Fortinet Inc (FTNT)
Quick ratio
Dec 31, 2023 | Dec 31, 2022 | Dec 31, 2021 | Dec 31, 2020 | Dec 31, 2019 | ||
---|---|---|---|---|---|---|
Cash | US$ in thousands | 1,397,900 | 1,682,900 | 1,319,100 | 1,061,800 | 1,222,500 |
Short-term investments | US$ in thousands | 1,042,500 | 528,100 | 1,232,600 | 775,500 | 843,100 |
Receivables | US$ in thousands | 1,402,000 | 1,261,700 | 807,700 | 720,000 | 544,300 |
Total current liabilities | US$ in thousands | 3,719,000 | 3,078,400 | 2,318,100 | 1,829,500 | 1,455,800 |
Quick ratio | 1.03 | 1.13 | 1.45 | 1.40 | 1.79 |
December 31, 2023 calculation
Quick ratio = (Cash + Short-term investments + Receivables) ÷ Total current liabilities
= ($1,397,900K
+ $1,042,500K
+ $1,402,000K)
÷ $3,719,000K
= 1.03
The quick ratio measures a company's ability to meet its short-term obligations using its most liquid assets. Looking at Fortinet Inc's quick ratio over the past five years, we can observe a decreasing trend from 2019 to 2023. In 2019, the quick ratio was at its highest of 1.80, indicating a strong ability to cover short-term liabilities with liquid assets. However, this ratio has been gradually declining year over year.

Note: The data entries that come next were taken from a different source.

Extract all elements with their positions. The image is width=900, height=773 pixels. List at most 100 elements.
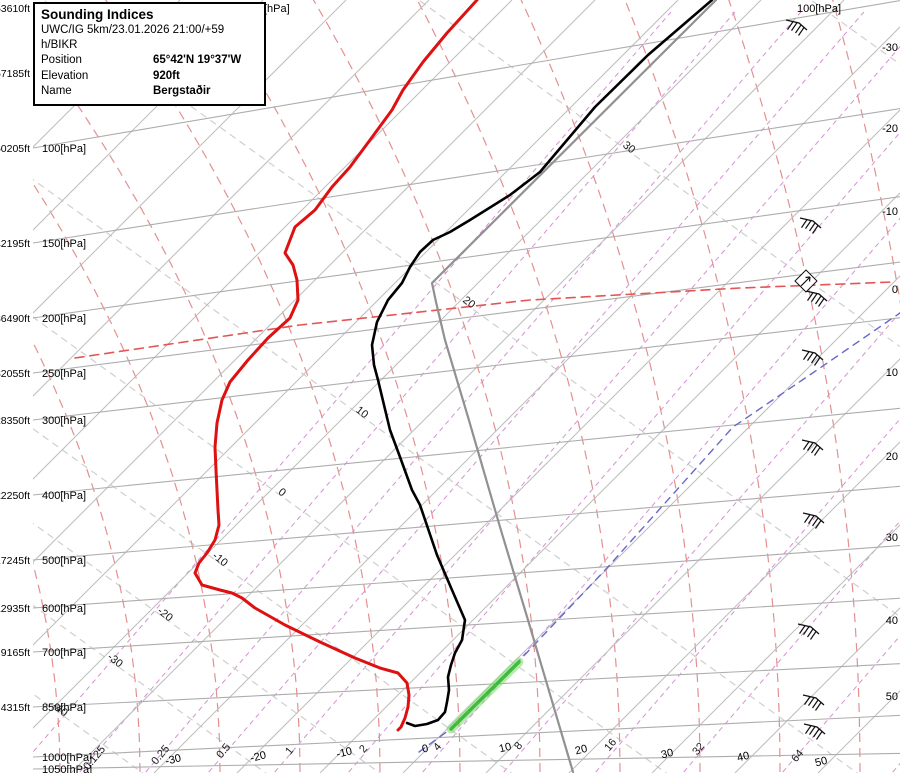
pressure-label: 250[hPa] — [42, 368, 86, 380]
isotherm-line — [70, 0, 845, 773]
mixing-ratio-label: 8 — [512, 740, 525, 752]
tropopause-marker-icon — [794, 269, 818, 293]
pressure-label: 100[hPa] — [42, 143, 86, 155]
temperature-curve — [370, 0, 714, 728]
moist-adiabat-line — [312, 0, 541, 773]
right-temperature-label: 30 — [886, 532, 898, 544]
height-ft-label: 50205ft — [0, 143, 30, 155]
info-value-position: 65°42'N 19°37'W — [153, 54, 242, 66]
bottom-temperature-label: 30 — [660, 747, 675, 762]
surface-lift-segment — [449, 660, 521, 731]
isotherm-line — [651, 524, 900, 773]
mixing-ratio-line — [595, 418, 900, 773]
mixing-ratio-label: 2 — [357, 743, 370, 755]
info-box-title: Sounding Indices — [41, 7, 154, 22]
isotherm-line — [33, 0, 347, 314]
moist-adiabat-line — [624, 0, 781, 773]
pressure-label: 200[hPa] — [42, 313, 86, 325]
wind-barb-icon — [801, 349, 824, 366]
isotherm-line — [33, 0, 596, 563]
isobar-line — [33, 0, 900, 149]
wind-barb-icon — [801, 439, 824, 456]
pressure-label: 850[hPa] — [42, 702, 86, 714]
height-ft-label: 42195ft — [0, 238, 30, 250]
pressure-label: 400[hPa] — [42, 490, 86, 502]
dry-adiabat-label: 20 — [460, 294, 477, 311]
wind-barb-icon — [802, 512, 825, 529]
wind-barb-icon — [797, 623, 820, 640]
dry-adiabat-line — [42, 0, 900, 618]
right-temperature-label: -30 — [882, 42, 898, 54]
dry-adiabat-label: -30 — [105, 651, 125, 670]
isobar-line — [33, 261, 900, 374]
isobar-line — [33, 545, 900, 609]
tropopause-line — [74, 281, 894, 359]
wind-barb-icon — [803, 723, 826, 740]
moist-adiabat-line — [208, 0, 461, 773]
height-ft-label: 36490ft — [0, 313, 30, 325]
isotherm-line — [33, 0, 762, 729]
mixing-ratio-line — [79, 11, 736, 773]
moist-adiabat-line — [105, 0, 381, 773]
dry-adiabat-label: 0 — [276, 486, 288, 499]
height-ft-label: 63610ft — [0, 3, 30, 15]
isotherm-line — [485, 358, 900, 773]
isobar-line — [33, 597, 900, 653]
bottom-temperature-label: -30 — [164, 752, 182, 767]
isotherm-line — [33, 0, 264, 231]
pressure-label: 150[hPa] — [42, 238, 86, 250]
moist-adiabat-line — [520, 0, 701, 773]
isobar-line — [33, 196, 900, 319]
bottom-temperature-label: -20 — [249, 749, 267, 764]
pressure-label: 1000[hPa] — [42, 752, 92, 764]
dewpoint-curve — [193, 0, 479, 732]
mixing-ratio-line — [145, 11, 802, 773]
bottom-temperature-label: 10 — [498, 741, 513, 756]
standard-atmosphere-curve — [430, 0, 718, 773]
height-ft-label: 22250ft — [0, 490, 30, 502]
dry-adiabat-label: 10 — [353, 404, 370, 421]
height-ft-label: 57185ft — [0, 68, 30, 80]
height-ft-label: 17245ft — [0, 555, 30, 567]
isobar-line — [33, 317, 900, 421]
right-temperature-label: 10 — [886, 367, 898, 379]
info-value-name: Bergstaðir — [153, 85, 211, 97]
mixing-ratio-line — [503, 311, 900, 773]
moist-adiabat-line — [33, 40, 301, 773]
isotherm-line — [33, 0, 679, 646]
bottom-temperature-label: 0 — [421, 743, 430, 756]
pressure-label: 700[hPa] — [42, 647, 86, 659]
isotherm-line — [153, 26, 900, 773]
right-temperature-label: 0 — [892, 284, 898, 296]
info-row-position: Position 65°42'N 19°37'W — [41, 53, 258, 69]
bottom-temperature-label: -10 — [335, 745, 353, 760]
mixing-ratio-line — [348, 131, 900, 773]
mixing-ratio-label: 1 — [283, 745, 296, 757]
isotherm-line — [236, 109, 900, 773]
info-label-position: Position — [41, 54, 82, 66]
moist-adiabat-line — [728, 0, 861, 773]
isotherm-line — [734, 607, 900, 773]
bottom-temperature-label: 50 — [814, 755, 829, 770]
dry-adiabat-label: 30 — [620, 139, 637, 156]
info-row-name: Name Bergstaðir — [41, 84, 258, 100]
right-temperature-label: 50 — [886, 691, 898, 703]
isotherm-line — [33, 0, 181, 148]
height-ft-label: 4315ft — [1, 702, 30, 714]
pressure-label: 500[hPa] — [42, 555, 86, 567]
wind-barb-icon — [802, 694, 825, 711]
pressure-label: 600[hPa] — [42, 603, 86, 615]
height-ft-label: 32055ft — [0, 368, 30, 380]
isotherm-line — [568, 441, 900, 773]
isotherm-line — [817, 690, 900, 773]
pressure-label: 1050[hPa] — [42, 764, 92, 773]
height-ft-label: 9165ft — [1, 647, 30, 659]
mixing-ratio-label: 16 — [602, 737, 619, 754]
right-temperature-label: -20 — [882, 123, 898, 135]
wind-barb-icon — [805, 290, 828, 307]
isobar-line — [33, 108, 900, 244]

As of December 31, 2023, Fortinet Inc's quick ratio stands at 1.06, which is lower than the ratios reported in the previous years. This decrease suggests that the company may have a slight reduction in its ability to meet immediate payment obligations with its most liquid assets compared to the prior years. While a quick ratio above 1.0 generally indicates a company can meet its short-term obligations, the downward trend raises some concerns about liquidity management.
It is essential for Fortinet Inc to closely monitor its liquidity position to ensure it maintains an adequate level of liquid assets to cover short-term liabilities as the decreasing trend in the quick ratio could indicate potential challenges in meeting its immediate financial obligations.